もし昔の人が他生の縁を理解して人と付き合っていたなら大した哲学者です。

 こうして、コロナウイルスが蔓延すると、舞台のチャンスを失って、どう生きて行っていいか呆然としているマジシャンが多いと思います。そんな時でも、自分一人で何かをしようとすると、どうにもなりません。仲間を集めて、これまでの縁を生かしてお客様に声をかけて、ショウをするのです。大したことではありません。然し、こうした活動を繰り返してゆくことで、マジシャンの生活は何とかなるものです。

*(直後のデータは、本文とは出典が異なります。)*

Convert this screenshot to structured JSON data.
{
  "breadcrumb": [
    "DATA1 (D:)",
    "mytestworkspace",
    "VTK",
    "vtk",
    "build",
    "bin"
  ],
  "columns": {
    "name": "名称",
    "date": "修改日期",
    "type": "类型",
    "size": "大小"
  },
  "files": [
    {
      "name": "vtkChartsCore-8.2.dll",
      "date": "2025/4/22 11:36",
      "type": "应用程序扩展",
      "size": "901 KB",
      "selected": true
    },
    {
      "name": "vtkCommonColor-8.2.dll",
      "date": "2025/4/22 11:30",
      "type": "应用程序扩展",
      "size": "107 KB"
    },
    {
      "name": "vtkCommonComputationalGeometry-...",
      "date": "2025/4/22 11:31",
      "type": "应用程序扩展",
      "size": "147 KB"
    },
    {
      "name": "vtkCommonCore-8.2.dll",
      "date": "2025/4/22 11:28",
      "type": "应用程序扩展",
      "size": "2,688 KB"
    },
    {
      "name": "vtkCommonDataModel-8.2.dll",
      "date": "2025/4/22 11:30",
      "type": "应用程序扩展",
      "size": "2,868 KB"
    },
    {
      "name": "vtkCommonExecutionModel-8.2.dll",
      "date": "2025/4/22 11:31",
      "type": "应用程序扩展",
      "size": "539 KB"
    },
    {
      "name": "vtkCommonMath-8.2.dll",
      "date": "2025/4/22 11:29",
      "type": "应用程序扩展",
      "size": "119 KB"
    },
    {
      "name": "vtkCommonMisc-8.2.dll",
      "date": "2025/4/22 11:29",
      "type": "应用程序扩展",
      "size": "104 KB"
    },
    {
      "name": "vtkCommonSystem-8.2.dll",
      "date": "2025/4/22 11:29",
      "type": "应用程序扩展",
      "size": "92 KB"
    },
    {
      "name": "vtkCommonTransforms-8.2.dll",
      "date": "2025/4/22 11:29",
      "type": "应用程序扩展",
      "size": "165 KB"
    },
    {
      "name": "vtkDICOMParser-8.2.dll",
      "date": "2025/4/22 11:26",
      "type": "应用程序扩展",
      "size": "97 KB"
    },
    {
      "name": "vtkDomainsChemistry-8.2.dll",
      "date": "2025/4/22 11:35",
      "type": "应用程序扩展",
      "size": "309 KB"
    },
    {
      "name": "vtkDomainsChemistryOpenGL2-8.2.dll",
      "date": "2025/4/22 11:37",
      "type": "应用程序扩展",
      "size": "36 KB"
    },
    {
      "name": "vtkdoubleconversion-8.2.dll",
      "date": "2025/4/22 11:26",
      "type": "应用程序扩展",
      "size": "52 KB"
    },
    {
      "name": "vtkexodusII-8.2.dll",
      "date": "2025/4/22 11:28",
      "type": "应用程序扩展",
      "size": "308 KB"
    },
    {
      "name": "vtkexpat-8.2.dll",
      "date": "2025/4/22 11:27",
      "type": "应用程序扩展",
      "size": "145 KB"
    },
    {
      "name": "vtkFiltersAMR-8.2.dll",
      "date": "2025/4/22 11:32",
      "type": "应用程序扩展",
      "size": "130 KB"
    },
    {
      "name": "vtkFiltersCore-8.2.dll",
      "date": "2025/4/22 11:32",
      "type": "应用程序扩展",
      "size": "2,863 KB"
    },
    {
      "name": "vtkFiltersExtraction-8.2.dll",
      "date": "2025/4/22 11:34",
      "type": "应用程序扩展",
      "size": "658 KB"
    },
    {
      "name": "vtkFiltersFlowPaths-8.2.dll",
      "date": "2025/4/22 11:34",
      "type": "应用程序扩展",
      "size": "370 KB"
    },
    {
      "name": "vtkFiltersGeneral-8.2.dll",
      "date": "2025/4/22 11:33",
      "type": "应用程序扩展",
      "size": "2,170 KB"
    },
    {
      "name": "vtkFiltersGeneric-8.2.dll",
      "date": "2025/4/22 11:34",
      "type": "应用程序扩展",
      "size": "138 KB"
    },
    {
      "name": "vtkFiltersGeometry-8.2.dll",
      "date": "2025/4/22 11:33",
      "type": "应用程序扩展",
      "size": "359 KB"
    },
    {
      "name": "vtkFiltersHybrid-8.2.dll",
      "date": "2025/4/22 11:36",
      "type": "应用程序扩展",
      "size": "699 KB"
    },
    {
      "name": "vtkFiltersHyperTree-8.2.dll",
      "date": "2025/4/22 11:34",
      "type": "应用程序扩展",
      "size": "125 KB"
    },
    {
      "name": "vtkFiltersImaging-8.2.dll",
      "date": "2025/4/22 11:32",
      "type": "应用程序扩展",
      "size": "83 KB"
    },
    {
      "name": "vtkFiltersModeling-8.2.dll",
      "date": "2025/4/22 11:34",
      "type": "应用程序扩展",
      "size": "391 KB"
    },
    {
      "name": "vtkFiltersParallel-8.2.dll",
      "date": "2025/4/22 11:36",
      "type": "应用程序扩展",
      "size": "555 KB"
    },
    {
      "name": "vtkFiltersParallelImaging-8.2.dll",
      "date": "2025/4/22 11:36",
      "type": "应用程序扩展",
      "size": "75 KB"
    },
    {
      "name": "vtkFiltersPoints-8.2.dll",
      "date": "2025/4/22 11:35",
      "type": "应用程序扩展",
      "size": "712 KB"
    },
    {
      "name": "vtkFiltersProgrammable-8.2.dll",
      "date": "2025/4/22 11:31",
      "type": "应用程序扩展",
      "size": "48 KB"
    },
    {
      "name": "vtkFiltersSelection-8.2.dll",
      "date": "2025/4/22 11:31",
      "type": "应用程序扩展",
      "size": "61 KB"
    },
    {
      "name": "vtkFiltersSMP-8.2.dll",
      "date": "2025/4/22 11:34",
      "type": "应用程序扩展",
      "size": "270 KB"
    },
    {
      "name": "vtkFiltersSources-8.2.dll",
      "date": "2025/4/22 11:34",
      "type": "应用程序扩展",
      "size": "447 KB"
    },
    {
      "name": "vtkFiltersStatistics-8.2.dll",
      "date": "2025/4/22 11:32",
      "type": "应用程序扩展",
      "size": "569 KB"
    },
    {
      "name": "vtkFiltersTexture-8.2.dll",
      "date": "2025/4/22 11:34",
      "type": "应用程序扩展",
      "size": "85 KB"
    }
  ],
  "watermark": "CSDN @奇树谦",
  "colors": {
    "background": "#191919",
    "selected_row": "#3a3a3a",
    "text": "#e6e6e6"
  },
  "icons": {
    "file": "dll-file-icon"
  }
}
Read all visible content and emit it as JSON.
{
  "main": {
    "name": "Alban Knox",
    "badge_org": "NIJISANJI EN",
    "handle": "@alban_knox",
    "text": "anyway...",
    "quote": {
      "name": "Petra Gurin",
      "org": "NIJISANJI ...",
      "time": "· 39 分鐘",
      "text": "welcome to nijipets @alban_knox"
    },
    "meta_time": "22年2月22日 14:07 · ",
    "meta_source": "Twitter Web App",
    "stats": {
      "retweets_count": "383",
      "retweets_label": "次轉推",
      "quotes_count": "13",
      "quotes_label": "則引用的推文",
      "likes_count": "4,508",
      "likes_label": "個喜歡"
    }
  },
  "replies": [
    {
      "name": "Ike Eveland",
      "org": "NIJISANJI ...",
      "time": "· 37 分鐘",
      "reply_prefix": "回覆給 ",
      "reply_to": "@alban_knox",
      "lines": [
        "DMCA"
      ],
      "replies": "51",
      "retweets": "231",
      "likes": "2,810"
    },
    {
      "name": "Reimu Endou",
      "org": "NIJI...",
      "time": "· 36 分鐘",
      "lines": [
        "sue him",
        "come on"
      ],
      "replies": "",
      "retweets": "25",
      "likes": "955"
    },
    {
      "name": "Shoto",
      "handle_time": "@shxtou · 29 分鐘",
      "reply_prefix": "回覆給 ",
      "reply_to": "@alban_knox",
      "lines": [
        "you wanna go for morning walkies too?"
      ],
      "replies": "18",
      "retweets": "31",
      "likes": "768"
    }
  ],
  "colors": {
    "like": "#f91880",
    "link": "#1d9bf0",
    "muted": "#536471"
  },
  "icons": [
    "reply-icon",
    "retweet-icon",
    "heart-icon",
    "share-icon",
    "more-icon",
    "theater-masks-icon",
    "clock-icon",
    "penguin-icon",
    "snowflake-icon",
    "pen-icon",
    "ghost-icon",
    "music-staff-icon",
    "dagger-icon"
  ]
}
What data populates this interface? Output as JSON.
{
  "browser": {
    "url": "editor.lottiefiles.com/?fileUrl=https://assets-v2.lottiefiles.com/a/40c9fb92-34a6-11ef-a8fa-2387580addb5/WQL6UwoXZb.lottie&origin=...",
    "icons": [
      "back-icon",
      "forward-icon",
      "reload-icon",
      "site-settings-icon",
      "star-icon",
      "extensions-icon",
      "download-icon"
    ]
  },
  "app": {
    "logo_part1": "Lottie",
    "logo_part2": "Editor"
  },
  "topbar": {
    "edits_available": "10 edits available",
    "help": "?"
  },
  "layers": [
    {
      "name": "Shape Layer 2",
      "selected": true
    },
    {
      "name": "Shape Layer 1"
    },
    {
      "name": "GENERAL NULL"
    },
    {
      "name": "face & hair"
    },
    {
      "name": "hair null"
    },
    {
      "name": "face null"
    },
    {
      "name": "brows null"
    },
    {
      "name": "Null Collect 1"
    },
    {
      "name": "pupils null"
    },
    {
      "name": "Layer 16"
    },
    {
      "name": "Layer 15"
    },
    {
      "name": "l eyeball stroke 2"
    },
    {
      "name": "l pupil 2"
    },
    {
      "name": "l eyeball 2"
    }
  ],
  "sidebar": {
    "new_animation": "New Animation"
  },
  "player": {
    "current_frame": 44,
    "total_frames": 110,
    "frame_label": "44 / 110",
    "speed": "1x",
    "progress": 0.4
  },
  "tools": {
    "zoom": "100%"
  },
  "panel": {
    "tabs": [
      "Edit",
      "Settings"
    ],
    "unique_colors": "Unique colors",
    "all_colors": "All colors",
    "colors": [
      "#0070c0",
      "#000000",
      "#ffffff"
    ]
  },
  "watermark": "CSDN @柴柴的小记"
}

 他のアルバイトを探す前に、何とか自分の持っているテクニックで収入を上げられないものか、真剣に考えるのです。芸能で生きたいと思うなら、芸能で稼いでみせることです。そのためには常に、自分のショウを評価してくれるお客様を大切にすることです。まさに今のような時代になった時こそ、日頃の縁が問われます。

 大切なことは、これまでマジックの活動をしてきた際に、しっかりお客様と縁を作ったかどうかです。もしそれが出来ていなかったなら、今から始めることです。仲間や先輩のショウを見に行ったなら、楽屋に挨拶をしに行くことです。自分のショウを見てくれたお客様はほったらかしにしないで、はがきでもメールでもすぐに出すことです。小さな縁を少しでもふくらまして行くことです。そうした縁の積み重ねで、人はファンになってくれるのです。

 自分が人気商売であることを忘れないでください。お客様がいるから仕事が成り立つのです。チャンスを素通りさせていたり、ただ仕事が来ないことを嘆いていてもチャンスなんて来ないのです。縁は自らが作るものです。